The anisotropic power spectrum and bispectrum in the f(phi) F^2 mechanism

Abstract: A suitable coupling of the inflaton phi to a vector kinetic term F^2 gives frozen and scale invariant vector perturbations. We compute the cosmological perturbations zeta that result from such coupling by taking into account the classical vector field that unavoidably gets generated at large scales during inflation. This generically results in a too anisotropic power spectrum of zeta. Specifically, the anisotropy exceeds the 1% level (10% level) if inflation lasted ~5 e-folds (~50 e-folds) more than the minimal amount required to produce the CMB modes. This conclusion applies, among others, to the application of this mechanism for magnetogenesis, for anisotropic inflation, and for the generation of anisotropic perturbations at the end of inflation through a waterfall field coupled to the vector (in this case, the unavoidable contribution that we obtain is effective all throughout inflation, and it is independent of the waterfall field). For a tuned duration of inflation, a 1% (10%) anisotropy in the power spectrum corresponds to an anisotropic bispectrum which is enhanced like the local one in the squeezed limit, and with an effective local f_{NL} ~3 (~30). More in general, a significant anisotropy of the perturbations may be a natural outcome of all models that sustain higher than 0 spin fields during inflation.

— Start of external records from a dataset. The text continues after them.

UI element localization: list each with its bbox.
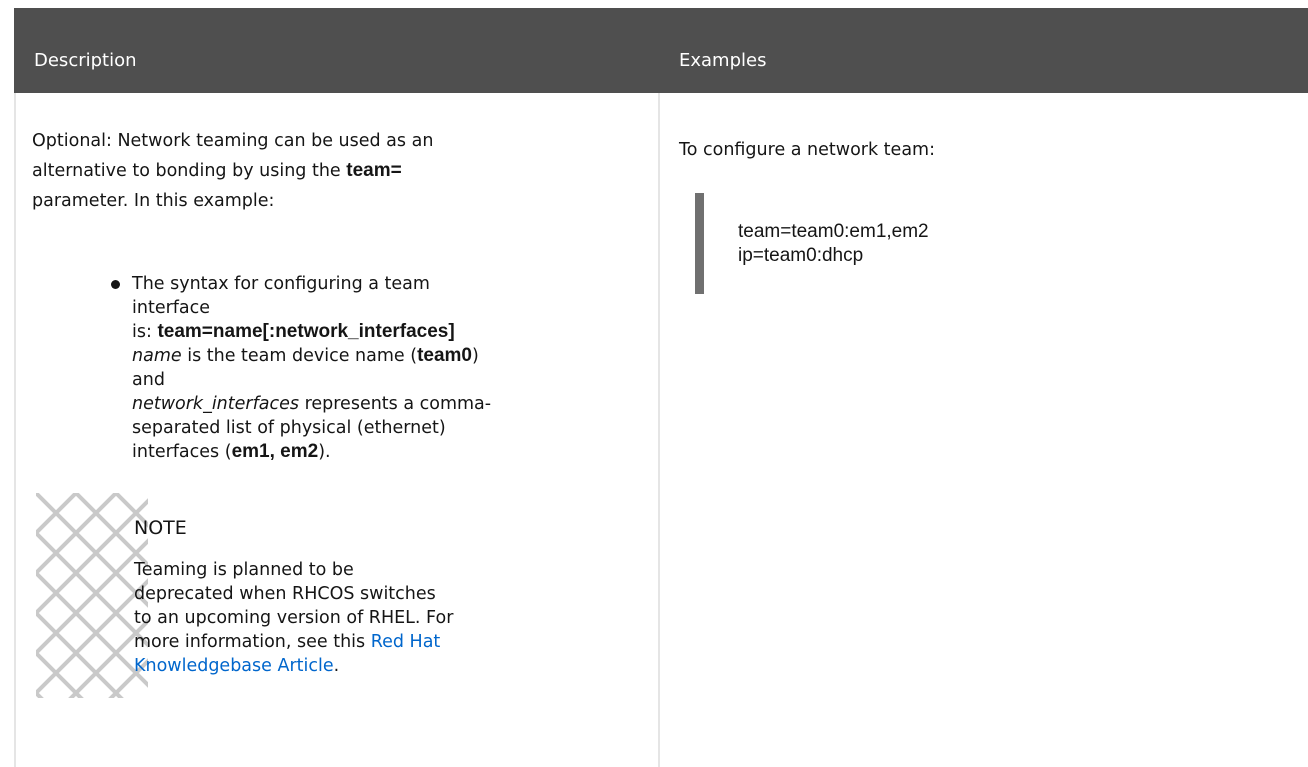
intro-line-3: parameter. In this example: <box>32 186 632 216</box>
table-header: Description Examples <box>14 8 1308 93</box>
code-team0: team0 <box>417 345 472 366</box>
bullet-dot-icon <box>111 280 120 289</box>
bullet-text-2: is: <box>132 322 158 342</box>
term-network-interfaces: network_interfaces <box>132 394 299 414</box>
note-line-3: to an upcoming version of RHEL. For <box>134 608 454 628</box>
term-name: name <box>132 346 182 366</box>
description-cell: Optional: Network teaming can be used as… <box>32 126 632 462</box>
code-block-bar <box>695 193 704 294</box>
code-block: team=team0:em1,em2 ip=team0:dhcp <box>738 220 929 268</box>
bullet-text-6: separated list of physical (ethernet) <box>132 418 446 438</box>
code-em1-em2: em1, em2 <box>231 441 319 462</box>
parameter-table: Description Examples Optional: Network t… <box>14 8 1308 767</box>
examples-lead: To configure a network team: <box>679 140 935 160</box>
note-line-4: more information, see this <box>134 632 371 652</box>
link-text-1: Red Hat <box>370 632 441 652</box>
code-team-syntax: team=name[:network_interfaces] <box>157 321 455 342</box>
left-border <box>14 93 16 767</box>
intro-text-3: parameter. In this example: <box>32 191 275 211</box>
intro-line-2: alternative to bonding by using the team… <box>32 156 632 186</box>
note-text: Teaming is planned to be deprecated when… <box>134 558 469 678</box>
bullet-text-3: is the team device name ( <box>181 346 418 366</box>
header-description: Description <box>34 50 137 71</box>
code-line-1: team=team0:em1,em2 <box>738 221 929 242</box>
intro-text-1: Optional: Network teaming can be used as… <box>32 131 434 151</box>
list-item: The syntax for configuring a team interf… <box>111 272 502 464</box>
code-team-param: team= <box>346 160 402 181</box>
bullet-text-8: ). <box>318 442 331 462</box>
header-examples: Examples <box>679 50 767 71</box>
note-title: NOTE <box>134 517 187 539</box>
link-text-2: Knowledgebase Article <box>134 656 334 676</box>
bullet-text-5: represents a comma- <box>299 394 492 414</box>
note-pattern-icon <box>36 493 148 698</box>
intro-text-2: alternative to bonding by using the <box>32 161 347 181</box>
bullet-text-1: The syntax for configuring a team interf… <box>132 274 430 318</box>
bullet-text-7: interfaces ( <box>132 442 232 462</box>
note-line-2: deprecated when RHCOS switches <box>134 584 436 604</box>
syntax-list: The syntax for configuring a team interf… <box>111 272 502 464</box>
note-line-1: Teaming is planned to be <box>134 560 354 580</box>
column-divider <box>658 93 660 767</box>
intro-line-1: Optional: Network teaming can be used as… <box>32 126 632 156</box>
code-line-2: ip=team0:dhcp <box>738 245 864 266</box>
note-period: . <box>333 656 340 676</box>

• The paper demonstrates that a vector field coupled via f(φ)F² produces scale-invariant yet anisotropic perturbations that challenge CMB isotropy when inflation is extended.
• It derives an anisotropy parameter |g*| reaching up to 0.1, quantifying the deviation from isotropy in the power spectrum of inflationary perturbations.
• The paper analytically computes the bispectrum, revealing a local non-Gaussianity (fₙₗ ≈ 3–30) that offers a testable signature for future cosmological observations.

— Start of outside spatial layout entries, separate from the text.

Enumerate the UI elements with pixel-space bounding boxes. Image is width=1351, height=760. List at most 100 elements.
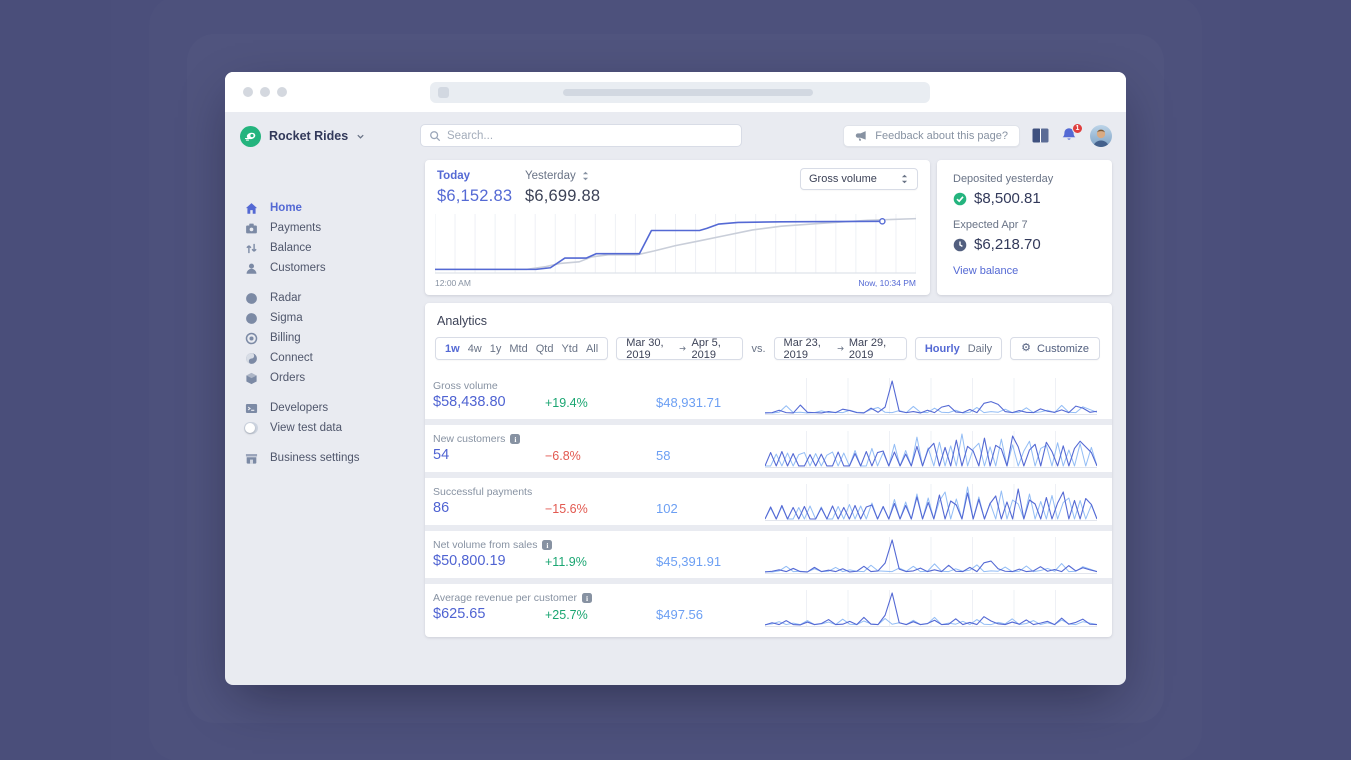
metric-row-gross-volume[interactable]: Gross volume $58,438.80 +19.4% $48,931.7…	[425, 372, 1112, 419]
metric-value: 86	[433, 500, 450, 516]
sidebar-item-billing[interactable]: Billing	[225, 328, 420, 348]
metric-row-new-customers[interactable]: New customers i 54 −6.8% 58	[425, 425, 1112, 472]
search-input[interactable]	[447, 129, 733, 142]
gear-icon: ⚙	[1021, 342, 1032, 354]
sidebar-item-connect[interactable]: Connect	[225, 348, 420, 368]
sidebar-item-business-settings[interactable]: Business settings	[225, 448, 420, 468]
notification-badge: 1	[1072, 122, 1083, 134]
sidebar-item-radar[interactable]: Radar	[225, 288, 420, 308]
yesterday-tab[interactable]: Yesterday	[525, 170, 600, 182]
range-tab-qtd[interactable]: Qtd	[536, 343, 554, 355]
arrow-right-icon	[837, 346, 844, 351]
range-tab-1y[interactable]: 1y	[490, 343, 502, 355]
expected-value: $6,218.70	[974, 236, 1041, 253]
rocket-rides-logo-icon	[240, 125, 261, 147]
customize-button[interactable]: ⚙ Customize	[1010, 337, 1100, 360]
range-tab-mtd[interactable]: Mtd	[509, 343, 527, 355]
search-icon	[430, 130, 441, 141]
date-range-2[interactable]: Mar 23, 2019 Mar 29, 2019	[773, 336, 907, 361]
sidebar-item-customers[interactable]: Customers	[225, 258, 420, 278]
metric-sparkline	[765, 588, 1097, 628]
date-range-2-start: Mar 23, 2019	[783, 336, 821, 361]
sidebar-group: Business settings	[225, 448, 420, 468]
balance-icon	[244, 241, 258, 255]
sidebar-item-label: View test data	[270, 422, 343, 434]
notifications-bell[interactable]: 1	[1061, 122, 1083, 145]
sidebar-item-sigma[interactable]: Sigma	[225, 308, 420, 328]
window-zoom-button[interactable]	[277, 87, 287, 97]
analytics-card: Analytics 1w 4w 1y Mtd Qtd Ytd All Mar 30, 201…	[425, 303, 1112, 637]
sorter-icon	[582, 171, 588, 181]
sidebar-item-label: Radar	[270, 292, 302, 304]
range-tab-4w[interactable]: 4w	[468, 343, 482, 355]
metric-value: $58,438.80	[433, 394, 506, 410]
overview-line-chart	[435, 212, 916, 274]
granularity-hourly[interactable]: Hourly	[925, 343, 960, 355]
overview-card: Today $6,152.83 Yesterday $6,699.88 Gros…	[425, 160, 930, 295]
range-tabs: 1w 4w 1y Mtd Qtd Ytd All	[435, 337, 609, 360]
range-tab-ytd[interactable]: Ytd	[561, 343, 578, 355]
metric-row-successful-payments[interactable]: Successful payments 86 −15.6% 102	[425, 478, 1112, 525]
radar-icon	[244, 291, 258, 305]
sidebar-group: Radar Sigma Billing Connect Orders	[225, 288, 420, 388]
account-name: Rocket Rides	[269, 129, 349, 143]
feedback-button[interactable]: Feedback about this page?	[843, 124, 1020, 147]
sidebar-item-payments[interactable]: Payments	[225, 218, 420, 238]
metric-label: Net volume from sales i	[433, 539, 553, 551]
range-tab-all[interactable]: All	[586, 343, 598, 355]
metric-compare-value: 102	[656, 501, 678, 516]
metric-compare-value: 58	[656, 448, 671, 463]
sidebar-item-label: Billing	[270, 332, 301, 344]
vs-label: vs.	[751, 342, 766, 355]
window-close-button[interactable]	[243, 87, 253, 97]
metric-select-dropdown[interactable]: Gross volume	[800, 168, 918, 190]
yesterday-value: $6,699.88	[525, 187, 601, 205]
search-box[interactable]	[420, 124, 742, 147]
metric-change: −6.8%	[545, 449, 581, 463]
home-icon	[244, 201, 258, 215]
metric-row-net-volume-from-sales[interactable]: Net volume from sales i $50,800.19 +11.9%…	[425, 531, 1112, 578]
info-icon[interactable]: i	[510, 434, 521, 444]
arrow-right-icon	[679, 346, 686, 351]
overview-x-axis: 12:00 AM Now, 10:34 PM	[435, 278, 916, 288]
docs-book-icon[interactable]	[1032, 128, 1049, 143]
sigma-icon	[244, 311, 258, 325]
today-tab[interactable]: Today	[437, 170, 512, 182]
metric-change: +11.9%	[545, 555, 587, 569]
window-minimize-button[interactable]	[260, 87, 270, 97]
sidebar-nav: Home Payments Balance Customers Radar Si…	[225, 198, 420, 478]
sidebar-item-label: Home	[270, 202, 302, 214]
url-bar[interactable]	[430, 82, 930, 103]
sidebar-item-developers[interactable]: Developers	[225, 398, 420, 418]
select-chevrons-icon	[901, 174, 908, 184]
connect-icon	[244, 351, 258, 365]
metric-compare-value: $45,391.91	[656, 554, 722, 569]
metric-change: −15.6%	[545, 502, 588, 516]
range-tab-1w[interactable]: 1w	[445, 343, 460, 355]
sidebar-item-orders[interactable]: Orders	[225, 368, 420, 388]
metric-row-average-revenue-per-customer[interactable]: Average revenue per customer i $625.65 +2…	[425, 584, 1112, 631]
info-icon[interactable]: i	[542, 540, 553, 550]
account-switcher[interactable]: Rocket Rides	[240, 125, 365, 147]
orders-icon	[244, 371, 258, 385]
axis-start-label: 12:00 AM	[435, 278, 471, 288]
date-range-1-start: Mar 30, 2019	[626, 336, 664, 361]
settings-icon	[244, 451, 258, 465]
sidebar-item-balance[interactable]: Balance	[225, 238, 420, 258]
sidebar-group: Home Payments Balance Customers	[225, 198, 420, 278]
user-avatar[interactable]	[1090, 124, 1112, 147]
metric-value: $50,800.19	[433, 553, 506, 569]
test-data-toggle[interactable]	[244, 421, 258, 435]
date-range-1[interactable]: Mar 30, 2019 Apr 5, 2019	[616, 336, 744, 361]
deposits-card: Deposited yesterday $8,500.81 Expected A…	[937, 160, 1112, 295]
view-balance-link[interactable]: View balance	[953, 265, 1096, 277]
sidebar-item-label: Sigma	[270, 312, 303, 324]
sidebar-item-view-test-data[interactable]: View test data	[225, 418, 420, 438]
metric-compare-value: $497.56	[656, 607, 703, 622]
browser-window: Rocket Rides Home Payments Balance Custo…	[225, 72, 1126, 685]
expected-label: Expected Apr 7	[953, 219, 1028, 231]
info-icon[interactable]: i	[581, 593, 592, 603]
sidebar-item-home[interactable]: Home	[225, 198, 420, 218]
granularity-daily[interactable]: Daily	[968, 343, 992, 355]
metric-sparkline	[765, 482, 1097, 522]
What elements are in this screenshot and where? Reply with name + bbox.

Anisotropic Power Spectrum and Bispectrum in the $f(\varphi) F^2$ Model

The discussed paper investigates the cosmological perturbations that arise from a vector field coupled to the inflaton via the kinetic term $f(\varphi) F^2$. This coupling generates scale-invariant vector perturbations that can lead to significant anisotropy in the power spectrum of curvature perturbations, denoted by $\zeta$.

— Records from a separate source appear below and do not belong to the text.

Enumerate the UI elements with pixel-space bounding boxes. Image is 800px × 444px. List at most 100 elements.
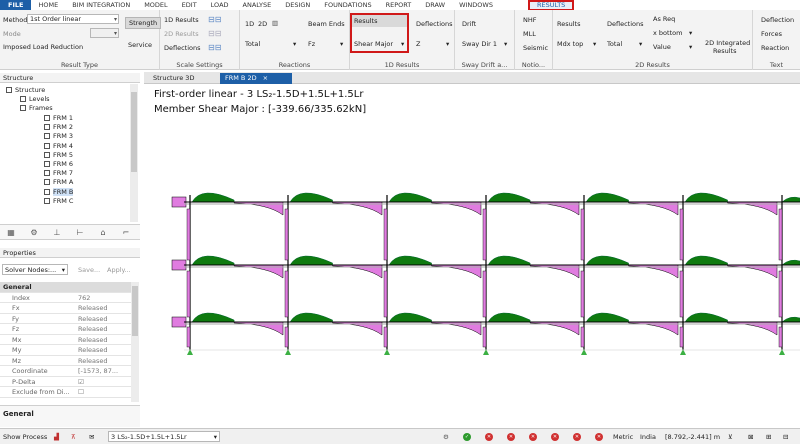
loads-icon[interactable]: ⚙: [29, 228, 39, 238]
tree-item-root[interactable]: Structure: [6, 86, 45, 95]
menu-results[interactable]: RESULTS: [527, 0, 575, 11]
x-bottom-select[interactable]: x bottom: [653, 29, 682, 37]
menu-analyse[interactable]: ANALYSE: [236, 0, 279, 10]
deflections-1d[interactable]: Deflections: [416, 20, 453, 28]
grid-icon[interactable]: ⊞: [766, 433, 771, 441]
menu-windows[interactable]: WINDOWS: [452, 0, 500, 10]
tab-structure-3d[interactable]: Structure 3D: [148, 73, 199, 84]
menu-edit[interactable]: EDIT: [175, 0, 204, 10]
menu-foundations[interactable]: FOUNDATIONS: [317, 0, 378, 10]
method-select[interactable]: 1st Order linear: [27, 14, 119, 24]
as-req-select[interactable]: As Req: [653, 15, 675, 23]
menu-model[interactable]: MODEL: [137, 0, 174, 10]
check-icon[interactable]: ✓: [463, 433, 471, 441]
property-row[interactable]: P-Delta ☑: [0, 377, 139, 387]
text-forces[interactable]: Forces: [761, 30, 782, 38]
region-label[interactable]: India: [640, 433, 656, 441]
x-bottom-dropdown[interactable]: ▾: [689, 29, 692, 37]
tree-scroll-thumb[interactable]: [131, 92, 137, 172]
tree-item-frame[interactable]: FRM 7: [44, 169, 73, 178]
integrated-results-button[interactable]: 2D Integrated: [705, 39, 750, 47]
slider-icon[interactable]: ⊟⊟: [208, 15, 221, 24]
nhf-button[interactable]: NHF: [523, 16, 537, 24]
drift-button[interactable]: Drift: [462, 20, 476, 28]
error-icon[interactable]: ✕: [529, 433, 537, 441]
tree-item-frame[interactable]: FRM C: [44, 197, 73, 206]
property-row[interactable]: Fz Released: [0, 324, 139, 335]
close-icon[interactable]: ×: [263, 74, 268, 82]
deflections-2d-dropdown[interactable]: ▾: [639, 40, 642, 48]
menu-load[interactable]: LOAD: [204, 0, 236, 10]
beam-ends[interactable]: Beam Ends: [308, 20, 345, 28]
supports-icon[interactable]: ⊥: [52, 228, 62, 238]
slider-icon[interactable]: ⊟⊟: [208, 29, 221, 38]
reactions-fz[interactable]: Fz: [308, 40, 315, 48]
text-reaction[interactable]: Reaction: [761, 44, 789, 52]
members-icon[interactable]: ⊢: [75, 228, 85, 238]
combination-select[interactable]: 3 LS₂-1.5D+1.5L+1.5Lr ▾: [108, 431, 220, 442]
reactions-1d[interactable]: 1D: [245, 20, 254, 28]
scale-deflections[interactable]: Deflections: [164, 44, 201, 52]
tree-item-frame[interactable]: FRM 6: [44, 160, 73, 169]
menu-home[interactable]: HOME: [31, 0, 65, 10]
snap-icon[interactable]: ⊠: [748, 433, 753, 441]
apply-button[interactable]: Apply...: [107, 266, 131, 274]
error-icon[interactable]: ✕: [595, 433, 603, 441]
sway-dir-select[interactable]: Sway Dir 1: [462, 40, 497, 48]
property-row[interactable]: Fy Released: [0, 314, 139, 324]
tab-frm-b-2d[interactable]: FRM B 2D ×: [220, 73, 292, 84]
tree-item-frame[interactable]: FRM 4: [44, 142, 73, 151]
property-row[interactable]: Index 762: [0, 293, 139, 303]
deflections-2d[interactable]: Deflections: [607, 20, 644, 28]
value-dropdown[interactable]: ▾: [689, 43, 692, 51]
menu-bim-integration[interactable]: BIM INTEGRATION: [65, 0, 137, 10]
layers-icon[interactable]: ⊟: [783, 433, 788, 441]
properties-section-general[interactable]: General: [0, 282, 139, 293]
value-select[interactable]: Value: [653, 43, 671, 51]
menu-file[interactable]: FILE: [0, 0, 32, 10]
mdx-top-select[interactable]: Mdx top: [557, 40, 583, 48]
property-row[interactable]: My Released: [0, 345, 139, 356]
tree-item-frame[interactable]: FRM 2: [44, 123, 73, 132]
deflections-1d-z[interactable]: Z: [416, 40, 420, 48]
property-row[interactable]: Fx Released: [0, 303, 139, 314]
property-row[interactable]: Exclude from Di... ☐: [0, 387, 139, 398]
tree-item-frame[interactable]: FRM A: [44, 178, 73, 187]
tree-item-frame[interactable]: FRM 1: [44, 114, 73, 123]
error-icon[interactable]: ✕: [507, 433, 515, 441]
mail-icon[interactable]: ✉: [89, 433, 94, 441]
sway-dir-dropdown[interactable]: ▾: [504, 40, 507, 48]
menu-draw[interactable]: DRAW: [418, 0, 452, 10]
tree-scrollbar[interactable]: [130, 84, 138, 222]
tree-item-frame[interactable]: FRM B: [44, 187, 74, 197]
structure-icon[interactable]: ▦: [6, 228, 16, 238]
mode-select[interactable]: [90, 28, 119, 38]
tree-item-frames[interactable]: Frames: [20, 104, 53, 113]
error-icon[interactable]: ✕: [485, 433, 493, 441]
results-canvas[interactable]: First-order linear - 3 LS₂-1.5D+1.5L+1.5…: [144, 85, 800, 428]
show-process[interactable]: Show Process: [3, 433, 47, 441]
property-row[interactable]: Mx Released: [0, 335, 139, 345]
property-row[interactable]: Coordinate [-1573, 87...: [0, 366, 139, 377]
lock-icon[interactable]: ⌂: [98, 228, 108, 238]
error-icon[interactable]: ✕: [551, 433, 559, 441]
seismic-button[interactable]: Seismic: [523, 44, 548, 52]
axes-icon[interactable]: ⌐: [121, 228, 131, 238]
filter-icon[interactable]: ⊼: [71, 433, 76, 441]
units-label[interactable]: Metric: [613, 433, 633, 441]
axes-icon[interactable]: ⊻: [728, 433, 733, 441]
mdx-top-dropdown[interactable]: ▾: [593, 40, 596, 48]
save-button[interactable]: Save...: [78, 266, 100, 274]
reactions-fz-dropdown[interactable]: ▾: [340, 40, 343, 48]
solver-nodes-select[interactable]: Solver Nodes:... ▾: [2, 264, 68, 275]
imposed-load-reduction[interactable]: Imposed Load Reduction: [3, 43, 83, 51]
deflections-2d-total[interactable]: Total: [607, 40, 622, 48]
menu-report[interactable]: REPORT: [379, 0, 419, 10]
reactions-2d[interactable]: 2D: [258, 20, 267, 28]
properties-scrollbar[interactable]: [131, 282, 139, 402]
reactions-total[interactable]: Total: [245, 40, 260, 48]
text-deflection[interactable]: Deflection: [761, 16, 794, 24]
tree-item-levels[interactable]: Levels: [20, 95, 50, 104]
frame-diagram[interactable]: [144, 85, 800, 428]
chart-icon[interactable]: ▟: [54, 433, 59, 441]
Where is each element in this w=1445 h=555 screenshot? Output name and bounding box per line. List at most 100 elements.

Key Contributions and Methodology

The authors provide a comprehensive analysis of the anisotropic power spectrum and bispectrum by considering the inevitability of generating a classical vector field during inflation. This approach diverges from earlier studies by incorporating both primary vector perturbations from the $f(\varphi) F^2$ coupling as well as their role in shaping the cosmological perturbations even before the Cosmic Microwave Background (CMB) modes exit the horizon.

Analytical Insights

1. Anisotropic Contributions:
   • The study reveals that the inflationary expansion generates a classical background vector field that remains scale-invariant. This aspect can lead to excessive anisotropy in the power spectrum, reaching levels that challenge the observed statistical isotropy of the CMB. Specifically, the anisotropy exceeds observational bounds if the inflationary period is extended beyond the minimal requirement necessary for producing observable CMB modes.
2. Power Spectrum Anisotropy:
   • The authors derive expression for the anisotropic power spectrum, taking into account classical field contributions during inflation. The power spectrum shows a parameter $|g_*$|, which quantifies the anisotropy, attaining values as high as 0.1 contingent upon the inflationary duration.
3. Bispectrum Analysis:
   • An analytical computation of the bispectrum is conducted, demonstrating a distinctive anisotropic shape function. Even in the case of statistical isotropy, this model exhibits an enhanced bispectrum characteristic, similar to the local shape in the squeezed limit, with an effective local $f_{\rm NL} \approx 3$ to $f_{\rm NL} \approx 30$, offering potential for empirical validation against CMB data.

Implications

The study underscores two critical insights for future cosmological models involving vector-tensor interactions during inflation:

• Predictive Framework for Anisotropy: The proposed model provides a framework whereby inflationary vector interactions may produce observable anisotropies and non-Gaussian characteristic imprints on primordial perturbations. This calls for tailored observational strategies to detect such signals empirically.
• Constraint on Inflationary Duration: The derived results disclose a stringent limitation on the permissible total number of inflationary e-folds when employing this vector-inflaton coupling, to align with existing isotropy data from CMB measurements.

Future Prospects

This research enriches the current theoretical understanding of inflationary dynamics involving vector fields and marks a pathway forward in probing inflationary models through anisotropic signatures. Future advancements in theoretical cosmology and enhanced precision from observational endeavors such as the Planck Satellite can further elucidate the viability of such models, particularly in relation to primordial magnetogenesis and anisotropic inflation scenarios.

Researchers are encouraged to investigate extensions and alternative implementations, ensuring a refined synthesis between theoretical predictions and empirical sensitivity, paving potential observational ventures into detecting these anisotropic signals across scales.